Join the VUW History Programme for an online legal history seminar by Alice Krzanich (University of Edinburgh).
When: 9am-10:30am (NZ time), Friday 30th April
Title: ‘Servants in Scotland: An Example of Feminist Legal History’
Abstract: Domestic servants were a ubiquitous presence in Scottish households in the early nineteenth century, cooking, cleaning, buying groceries and looking after children. It was a workforce dominated by working-class women, who worked for masters and mistresses in middle-class homes and in aristocratic residences. The law regulated this employment relationship, setting out the responsibilities each party owed to the other and when either party could walk away from the relationship. My research seeks to understand the influence of class and gender upon this body of law, in both its application and development, in the period 1790 to 1850. It looks at a combination of formal legal doctrine; litigation strategies used by employers and servants in court; and the facts of the case, as well as damage alleged, to take a broad view of gender and class dynamics.

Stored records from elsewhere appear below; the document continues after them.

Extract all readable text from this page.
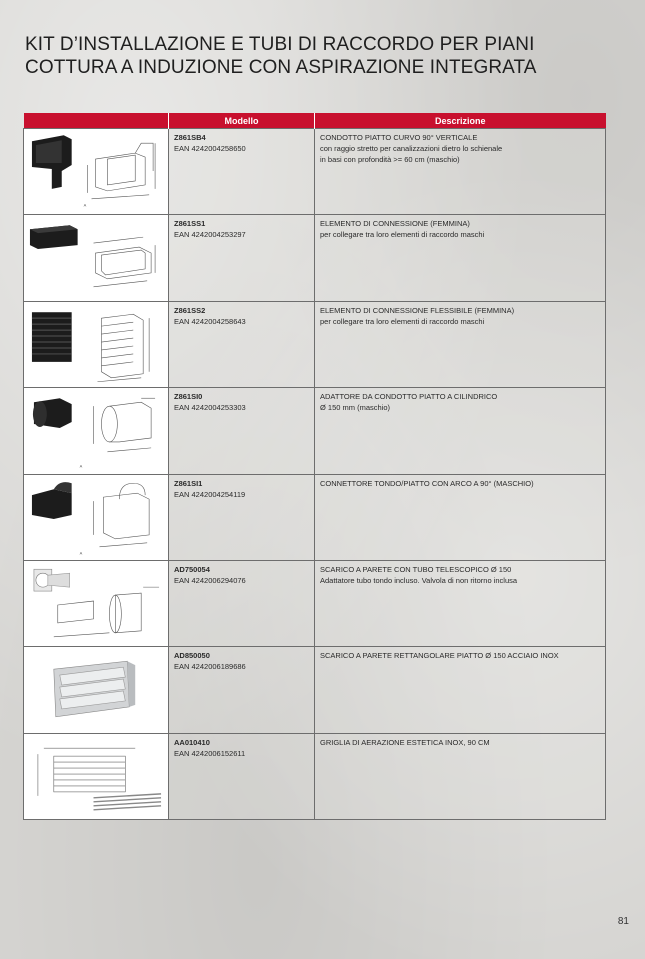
KIT D’INSTALLAZIONE E TUBI DI RACCORDO PER PIANI
COTTURA A INDUZIONE CON ASPIRAZIONE INTEGRATA
	Modello	Descrizione

A	Z861SB4
EAN 4242004258650	CONDOTTO PIATTO CURVO 90° VERTICALE
con raggio stretto per canalizzazioni dietro lo schienale
in basi con profondità >= 60 cm (maschio)

Z861SS1
EAN 4242004253297	ELEMENTO DI CONNESSIONE (FEMMINA)
per collegare tra loro elementi di raccordo maschi

Z861SS2
EAN 4242004258643	ELEMENTO DI CONNESSIONE FLESSIBILE (FEMMINA)
per collegare tra loro elementi di raccordo maschi

A	Z861SI0
EAN 4242004253303	ADATTORE DA CONDOTTO PIATTO A CILINDRICO
Ø 150 mm (maschio)

A	Z861SI1
EAN 4242004254119	CONNETTORE TONDO/PIATTO CON ARCO A 90° (MASCHIO)

AD750054
EAN 4242006294076	SCARICO A PARETE CON TUBO TELESCOPICO Ø 150
Adattatore tubo tondo incluso. Valvola di non ritorno inclusa

AD850050
EAN 4242006189686	SCARICO A PARETE RETTANGOLARE PIATTO Ø 150 ACCIAIO INOX

AA010410
EAN 4242006152611	GRIGLIA DI AERAZIONE ESTETICA INOX, 90 CM
81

This research is consequently an example of feminist legal history, as it seeks to understand the historical relationship between the law and a group of female workers (domestic servants) by including women’s experiences and voices while also establishing female servants as agents of legal change.
About the speaker: Alice Krzanich is a third-year PhD student at Edinburgh Law School. She completed her undergraduate studies in law and history at the University of Auckland, NZ, and holds an LLM (First Class) from the University of Cambridge. Alice used to work in law in New Zealand, including as a junior barrister and as a judicial research clerk at the NZ Court of Appeal.